I have been wanting to write this blog for some time, but it has been difficult. Most of my posts are rather positive, this one will not be, so get ready.
We received a telephone call on March 5, 2015 from Rose Marie, that her husband, our relative and good friend Bernard Scheiff had died suddenly. It is those calls you always dread, you are not ready for them, they are shocking and are very difficult to make by the loved ones. Bernard had battled with cancer for so many years, beat it and had been so well for so many years, we stopped worrying about him.
He got up that morning and died within a few hours-suddenly, unexpectedly, unrelated to the cancer.
But this can't be. We talk to Rose Marie & Bernard at least 2-3 times a week even though they live in the Bay Area and we live up in Northern California. We have vacationed together; we plan their yearly, seasonal trips here to the farm during certain harvest times so we can spend days canning, freezing and cooking. We plan on their trips here for our special area wide yard sales, which Bernard absolutely loved. We had so many things yet to talk about that we shared like gardening, chickens, cooking, politics. And whenever we are together, it is non stop laughing, having fun, and of course, eating.
Bernard and Frank were always talking about projects they were working on, or repair jobs they hoped to do. Bernard always admired Frank's ability and opinions on just about everything. A few days before Bernard died, he had asked Frank about some grouting product for his outside patio area that he was re-doing. Frank was checking with our daughter on what they used because they recently installed a new slate patio at their house and did the work themselves.
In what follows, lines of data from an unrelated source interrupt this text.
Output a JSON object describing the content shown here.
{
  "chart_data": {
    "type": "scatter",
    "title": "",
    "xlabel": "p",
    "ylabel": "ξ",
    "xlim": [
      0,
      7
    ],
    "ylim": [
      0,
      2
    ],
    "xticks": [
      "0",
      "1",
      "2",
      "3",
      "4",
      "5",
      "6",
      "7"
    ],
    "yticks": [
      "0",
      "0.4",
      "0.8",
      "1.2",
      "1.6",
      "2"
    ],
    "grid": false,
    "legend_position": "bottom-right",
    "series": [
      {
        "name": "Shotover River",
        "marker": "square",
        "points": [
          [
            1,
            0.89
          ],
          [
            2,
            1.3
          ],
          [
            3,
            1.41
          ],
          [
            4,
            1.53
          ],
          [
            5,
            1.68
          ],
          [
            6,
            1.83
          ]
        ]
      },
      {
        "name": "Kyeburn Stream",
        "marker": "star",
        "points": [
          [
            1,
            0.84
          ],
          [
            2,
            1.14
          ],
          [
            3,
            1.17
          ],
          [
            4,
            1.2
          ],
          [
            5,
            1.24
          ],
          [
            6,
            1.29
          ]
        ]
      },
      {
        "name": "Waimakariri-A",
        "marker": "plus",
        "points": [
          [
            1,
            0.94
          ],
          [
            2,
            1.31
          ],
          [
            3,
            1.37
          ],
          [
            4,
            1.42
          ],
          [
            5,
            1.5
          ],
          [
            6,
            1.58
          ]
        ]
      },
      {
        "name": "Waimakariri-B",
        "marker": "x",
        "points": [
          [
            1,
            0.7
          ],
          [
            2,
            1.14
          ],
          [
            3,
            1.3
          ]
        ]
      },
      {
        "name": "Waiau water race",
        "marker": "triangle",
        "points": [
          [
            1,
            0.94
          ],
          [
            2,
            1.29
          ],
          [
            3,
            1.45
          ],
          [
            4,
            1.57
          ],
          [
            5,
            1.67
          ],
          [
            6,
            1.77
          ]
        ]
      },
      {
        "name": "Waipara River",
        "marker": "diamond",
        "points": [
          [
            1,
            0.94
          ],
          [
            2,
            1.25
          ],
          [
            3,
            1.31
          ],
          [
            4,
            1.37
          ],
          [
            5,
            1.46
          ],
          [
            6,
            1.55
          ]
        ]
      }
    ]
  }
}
Simple stuff, sharing and helping each other. But Frank wasn't able to talk to him about it. It was unfinished business.
I am a planner, a list maker, a task master, as I am called, I THINK lovingly. Every day I wake up my mind lists in my head what job/task I need to get done and in which order. My mother trained me that all the work had to be done FIRST, before you got to do the fun things of the day. That is how I have lived my life, work first, play later.
It drives me crazy, because I can't stop myself. Poor Frank-it usually involves him too!!! And my planning and tasks just aren't for the present day, but go on for planning my days and weeks ahead.
After Bernard died, my own mortality began to invade my thoughts. Suppose I die suddenly, unexpectedly.
I have so many unfinished projects that need to be done, suppose I didn't get to them all in time? I hate not finishing projects.
Suppose something happens and the wet wash doesn't get put into the dryer and gets mildew? Suppose "they" forget to feed the chickens or pick up the eggs? Suppose they forget about those plants in the green house that need to be watered a couple times a day? Suppose they forget that the dogs get fed twice a day? I don't have any food in the refrigerator, I am going to go shopping tomorrow, suppose something happens and then there isn't any food for Frank to eat? My bedding needs to be changed; I have a doctor's appointment next week; my grandson's birthday is in June and my grand daughter's birthday is in October, suppose I won't be here to be with them for those special days. I still have some knitting projects in my bag next to my chair that I haven't completed; yarn I haven't used. I need a hair cut. I need to pay some bills. I need to plant more corn. I need to email my CSA members that we will be starting up in a few weeks. Unfinished Business.
Suppose I didn't tell Frank I love him, just one last time after being married for over 47 years. Suppose I didn't tell Chris & Celli how much I love them and how proud we are of them for being such wonderful parents to our grand children. How proud we are of them for living a good life; working hard; sacrificing; being part of their community; being involved in the kids school and after school sports and activities. How proud we are of them being kind and loving to each other. Suppose I didn't have time to tell my friends how much they have been so important to me.
Frank and I had unfinished business with Bernard. We weren't able to tell him how much we loved him; what a joy he was in our lives; how unique and special he was and how much we always enjoyed spending time together with him and Rose Marie. He won't be here to help us pick peaches; he won't be here to help with the big, hot canning pots. He won't be here for his loving and devoted wife Rose Marie; he won't be here to be a loving and caring person to his three sons; he won't be here to continue his devotion to God and their church that they have been going to every week for almost 50 years.
Because he was a man with a deep belief and devotion, I am sure he will forgive us for any unfinished business that we did not do for him or with him, like telling him we loved him and that we will miss him very much.